Making: Anthropology, Archeology, Art and Architecture - Tim Ingold (2013)

reference: Chapter 2 ‘The Materials of Life’ in Tim Ingold, Making: Anthropology, Archaeology, Art and Architecture (London: Routledge, 2013), pp. 17-31.


- Argument of the chapter – ‘To switch our perspective from the endless shuttling back and forth from image to object and from object to image.’ Arguing to reframe research to inform multi-practice investigation.

- Material Culture – Julian Thomas, 2007 – ‘(Material culture) represents at once ideas that have been made material, and natural substance that has been rendered cultural.’ – A dual meaning of cultural ideas given form and natural substances being given cultural importance.

- Hylomorphism and inclusive definitions – Making as a hylomorphism ( from Greek hyle ‘matter’ and morphe ‘form’) of Research. Art as a hylomorphism exists as a definition that does not exclude sonic works.

- Metallurgy – Deleuze and Guattari – Metallurgy as ‘…highlighting a particular insufficiency in the hylomorphic model’- This being that ‘it can only conceive of technical operations as sequences of discrete steps.’ Metallurgy as being a morphogenic approach where the thresholds between ‘steps’ inform and develop the commencement of the next: ie. Material variation created in forging iron by returning it to the fire between the rigid steps. ‘Even iron flows, and the smith has to follow it.’

- The Two sides of materiality – On one side is the raw physicality of its material character and on the other side is ‘…the socially and historically situated agency of human beings who, in appropriating this physicality for their purposes, are alleged to project upon it.... the physical forms of artefacts.’ – Situationism of specific materials, can be applied to sound medium materiality in relation to both its raw physicality of its material character and also its relevance as an artefact of cultural and social importance.

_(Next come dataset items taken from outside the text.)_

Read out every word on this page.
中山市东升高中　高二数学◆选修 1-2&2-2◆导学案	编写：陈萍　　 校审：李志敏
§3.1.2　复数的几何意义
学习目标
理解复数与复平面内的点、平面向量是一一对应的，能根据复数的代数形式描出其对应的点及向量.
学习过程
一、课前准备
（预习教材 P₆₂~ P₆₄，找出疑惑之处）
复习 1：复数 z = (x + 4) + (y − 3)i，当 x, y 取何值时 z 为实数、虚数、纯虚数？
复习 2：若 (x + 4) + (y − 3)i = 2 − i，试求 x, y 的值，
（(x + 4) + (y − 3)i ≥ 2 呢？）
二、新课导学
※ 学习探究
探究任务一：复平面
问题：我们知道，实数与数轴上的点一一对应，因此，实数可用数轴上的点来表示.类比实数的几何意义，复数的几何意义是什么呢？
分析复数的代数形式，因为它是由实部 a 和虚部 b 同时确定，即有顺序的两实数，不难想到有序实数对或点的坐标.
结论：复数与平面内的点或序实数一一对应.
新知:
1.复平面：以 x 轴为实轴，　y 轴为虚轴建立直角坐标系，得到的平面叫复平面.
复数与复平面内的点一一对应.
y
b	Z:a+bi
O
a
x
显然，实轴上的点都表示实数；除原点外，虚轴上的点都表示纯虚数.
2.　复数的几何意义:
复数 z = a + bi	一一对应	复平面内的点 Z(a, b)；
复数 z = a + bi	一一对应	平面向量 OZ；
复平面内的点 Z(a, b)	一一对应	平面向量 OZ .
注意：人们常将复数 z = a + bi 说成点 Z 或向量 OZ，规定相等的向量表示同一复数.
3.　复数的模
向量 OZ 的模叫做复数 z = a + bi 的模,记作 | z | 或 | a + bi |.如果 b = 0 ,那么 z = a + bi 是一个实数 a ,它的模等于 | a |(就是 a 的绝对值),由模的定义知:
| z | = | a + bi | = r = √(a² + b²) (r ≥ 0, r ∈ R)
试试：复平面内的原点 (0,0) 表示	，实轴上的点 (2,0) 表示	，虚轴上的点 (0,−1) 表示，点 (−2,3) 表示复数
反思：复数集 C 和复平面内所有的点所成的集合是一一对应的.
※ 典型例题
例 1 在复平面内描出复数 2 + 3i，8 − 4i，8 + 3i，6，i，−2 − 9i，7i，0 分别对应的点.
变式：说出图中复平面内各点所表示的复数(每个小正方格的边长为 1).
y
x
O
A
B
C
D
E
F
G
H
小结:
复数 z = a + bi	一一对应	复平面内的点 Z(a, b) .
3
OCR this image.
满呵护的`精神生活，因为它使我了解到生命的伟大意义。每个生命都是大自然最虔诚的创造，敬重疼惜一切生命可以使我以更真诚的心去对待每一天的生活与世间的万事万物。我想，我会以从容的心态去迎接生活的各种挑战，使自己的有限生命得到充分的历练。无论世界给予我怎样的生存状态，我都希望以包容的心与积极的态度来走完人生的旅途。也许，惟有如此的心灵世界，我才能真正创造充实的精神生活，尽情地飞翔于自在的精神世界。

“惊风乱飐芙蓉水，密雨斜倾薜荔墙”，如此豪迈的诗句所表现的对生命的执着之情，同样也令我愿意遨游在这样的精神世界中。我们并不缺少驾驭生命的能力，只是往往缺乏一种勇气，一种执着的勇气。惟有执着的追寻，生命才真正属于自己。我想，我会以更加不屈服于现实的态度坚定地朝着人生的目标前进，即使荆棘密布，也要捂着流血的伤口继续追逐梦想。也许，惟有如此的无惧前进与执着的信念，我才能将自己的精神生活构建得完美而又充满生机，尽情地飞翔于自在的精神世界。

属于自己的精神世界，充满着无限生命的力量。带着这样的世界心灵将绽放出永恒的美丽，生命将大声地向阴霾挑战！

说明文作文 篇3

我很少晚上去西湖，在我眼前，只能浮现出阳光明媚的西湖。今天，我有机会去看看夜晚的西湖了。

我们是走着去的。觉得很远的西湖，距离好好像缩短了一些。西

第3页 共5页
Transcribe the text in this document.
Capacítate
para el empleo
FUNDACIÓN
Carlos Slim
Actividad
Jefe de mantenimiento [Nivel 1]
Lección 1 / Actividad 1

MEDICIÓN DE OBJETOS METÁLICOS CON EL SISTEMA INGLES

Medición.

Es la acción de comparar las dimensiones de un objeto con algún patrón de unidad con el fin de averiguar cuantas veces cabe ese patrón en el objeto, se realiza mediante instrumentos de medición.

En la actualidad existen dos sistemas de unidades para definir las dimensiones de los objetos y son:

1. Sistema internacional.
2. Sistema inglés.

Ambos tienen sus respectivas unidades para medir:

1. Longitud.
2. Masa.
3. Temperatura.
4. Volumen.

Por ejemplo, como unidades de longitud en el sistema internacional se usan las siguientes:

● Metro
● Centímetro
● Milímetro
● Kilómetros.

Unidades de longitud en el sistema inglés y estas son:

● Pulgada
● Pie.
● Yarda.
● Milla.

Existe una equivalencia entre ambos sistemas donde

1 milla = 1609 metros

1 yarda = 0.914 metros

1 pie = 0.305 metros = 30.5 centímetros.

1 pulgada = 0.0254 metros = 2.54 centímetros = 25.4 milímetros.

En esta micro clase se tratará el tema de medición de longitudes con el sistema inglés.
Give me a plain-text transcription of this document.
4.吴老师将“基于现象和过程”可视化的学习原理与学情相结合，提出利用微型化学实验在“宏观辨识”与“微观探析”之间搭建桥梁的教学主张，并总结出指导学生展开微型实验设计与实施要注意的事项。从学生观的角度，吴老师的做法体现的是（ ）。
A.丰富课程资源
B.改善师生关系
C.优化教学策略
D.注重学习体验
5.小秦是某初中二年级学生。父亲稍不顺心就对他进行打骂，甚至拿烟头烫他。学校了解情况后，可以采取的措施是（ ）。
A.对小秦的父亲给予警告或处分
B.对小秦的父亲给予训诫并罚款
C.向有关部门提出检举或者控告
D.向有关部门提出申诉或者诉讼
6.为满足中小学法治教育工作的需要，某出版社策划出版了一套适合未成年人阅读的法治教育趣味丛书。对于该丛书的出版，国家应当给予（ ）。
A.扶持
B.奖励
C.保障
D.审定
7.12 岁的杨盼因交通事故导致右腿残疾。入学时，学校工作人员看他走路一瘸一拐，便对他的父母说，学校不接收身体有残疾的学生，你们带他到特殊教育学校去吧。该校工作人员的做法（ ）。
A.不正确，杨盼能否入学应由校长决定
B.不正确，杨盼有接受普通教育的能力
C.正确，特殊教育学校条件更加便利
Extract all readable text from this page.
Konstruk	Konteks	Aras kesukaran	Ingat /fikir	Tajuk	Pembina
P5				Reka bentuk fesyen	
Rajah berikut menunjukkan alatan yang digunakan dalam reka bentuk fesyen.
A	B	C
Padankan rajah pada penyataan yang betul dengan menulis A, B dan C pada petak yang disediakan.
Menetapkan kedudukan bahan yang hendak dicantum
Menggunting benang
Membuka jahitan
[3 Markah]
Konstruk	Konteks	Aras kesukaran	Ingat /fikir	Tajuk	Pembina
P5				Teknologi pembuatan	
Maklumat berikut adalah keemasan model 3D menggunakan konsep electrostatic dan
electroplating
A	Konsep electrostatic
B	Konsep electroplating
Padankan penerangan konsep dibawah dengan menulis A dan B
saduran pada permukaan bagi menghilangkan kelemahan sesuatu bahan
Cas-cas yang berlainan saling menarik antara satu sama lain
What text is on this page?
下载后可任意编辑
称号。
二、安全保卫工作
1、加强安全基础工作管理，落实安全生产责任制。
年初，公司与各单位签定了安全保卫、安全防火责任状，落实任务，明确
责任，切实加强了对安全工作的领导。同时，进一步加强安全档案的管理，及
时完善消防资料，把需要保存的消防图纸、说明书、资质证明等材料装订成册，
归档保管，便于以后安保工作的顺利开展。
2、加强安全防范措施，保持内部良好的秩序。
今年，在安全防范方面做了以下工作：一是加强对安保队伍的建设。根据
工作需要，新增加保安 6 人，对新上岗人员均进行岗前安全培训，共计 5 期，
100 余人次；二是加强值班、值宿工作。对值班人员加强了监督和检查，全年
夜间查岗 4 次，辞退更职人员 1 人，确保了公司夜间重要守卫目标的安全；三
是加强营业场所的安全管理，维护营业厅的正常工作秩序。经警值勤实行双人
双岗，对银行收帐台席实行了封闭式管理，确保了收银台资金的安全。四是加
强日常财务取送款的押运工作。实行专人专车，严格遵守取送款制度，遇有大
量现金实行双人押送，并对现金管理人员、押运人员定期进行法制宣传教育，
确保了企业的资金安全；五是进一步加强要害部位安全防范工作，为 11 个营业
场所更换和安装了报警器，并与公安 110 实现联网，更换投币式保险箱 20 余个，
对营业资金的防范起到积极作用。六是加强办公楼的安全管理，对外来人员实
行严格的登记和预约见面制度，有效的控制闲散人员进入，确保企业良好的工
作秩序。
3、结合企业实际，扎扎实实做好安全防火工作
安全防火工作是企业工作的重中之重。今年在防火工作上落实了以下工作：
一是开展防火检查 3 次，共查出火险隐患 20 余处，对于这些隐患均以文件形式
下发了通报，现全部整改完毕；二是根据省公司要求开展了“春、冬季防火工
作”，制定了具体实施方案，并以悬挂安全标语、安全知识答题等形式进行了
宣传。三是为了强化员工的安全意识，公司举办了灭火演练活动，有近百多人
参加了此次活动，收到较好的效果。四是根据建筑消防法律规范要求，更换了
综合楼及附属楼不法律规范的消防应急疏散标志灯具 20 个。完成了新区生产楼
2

- Return to alchemy – Insinuating that a scientific understanding of material and a ‘alchemical’ understanding is opposed in the sense that scientific knowledge about something excludes the knowledge of how that artefact interacts with the real world. As if the scientist that knows the chemical molecular structure of salt, somehow forgets its application in cooking.


Making and Knowing workshop with Elaine Igoe

- Workshop about using physical research to develop literacy with materials and encouraging alternative perspectives.

- Working Collaboratively with course mate Katie, developing an elaborate puppet with a meandering, morphogenic approach & unfamiliar materials.

Puppets are often associated with fear. It would be interesting to understand why that is and how puppets could provide insight into the nature of haunting.